Coronavirus: Ausfallentschädigungen für die familienergänzende Kinderbetreuung

Von der öffentlichen Hand betriebene Institutionen der familienergänzenden Kinderbetreuung

Am 17. Februar 2021 hat der Bundesrat die Botschaft zur Revision des Covid-19-Gesetzes verabschiedet. Diese sieht vor, dass die Kantone den Institutionen der familienergänzenden Kinderbetreuung, die von der öffentlichen Hand betrieben werden, rückwirkend Ausfallentschädigungen für die entstandenen finanziellen Verluste in der Zeit vom 17. März 2020 bis 17. Juni 2020 gewähren, gleich wie den privaten Institutionen. Die Kantone, die Ausfallentschädigungen ausrichten, erhalten vom Bund Finanzhilfen.
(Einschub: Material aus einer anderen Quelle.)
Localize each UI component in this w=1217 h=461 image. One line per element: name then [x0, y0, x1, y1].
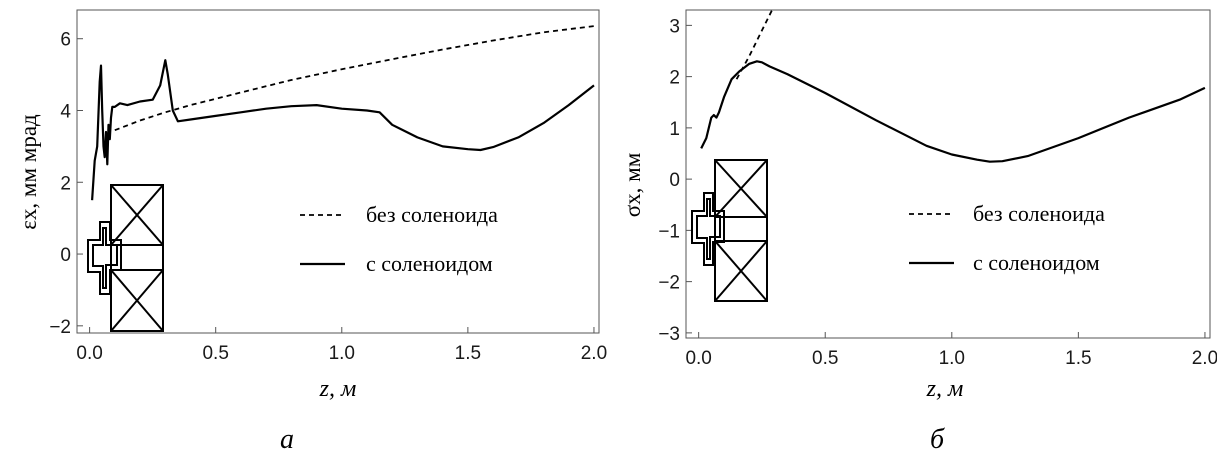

Die neue Bestimmung übernimmt die gleichen Rahmenbedingungen wie für die privaten Institutionen, das heisst, es gelten die gleiche Entschädigungsdauer und die gleiche Bundesbeteiligung (33 Prozent der Kosten). Wird die neue Bestimmung vom Parlament gutgeheissen, so wird sich der Bundesrat mit den Kantonen beraten und anschliessend eine Ausführungsverordnung erlassen.

Die Botschaft wird in der Frühjahrssession im Parlament behandelt.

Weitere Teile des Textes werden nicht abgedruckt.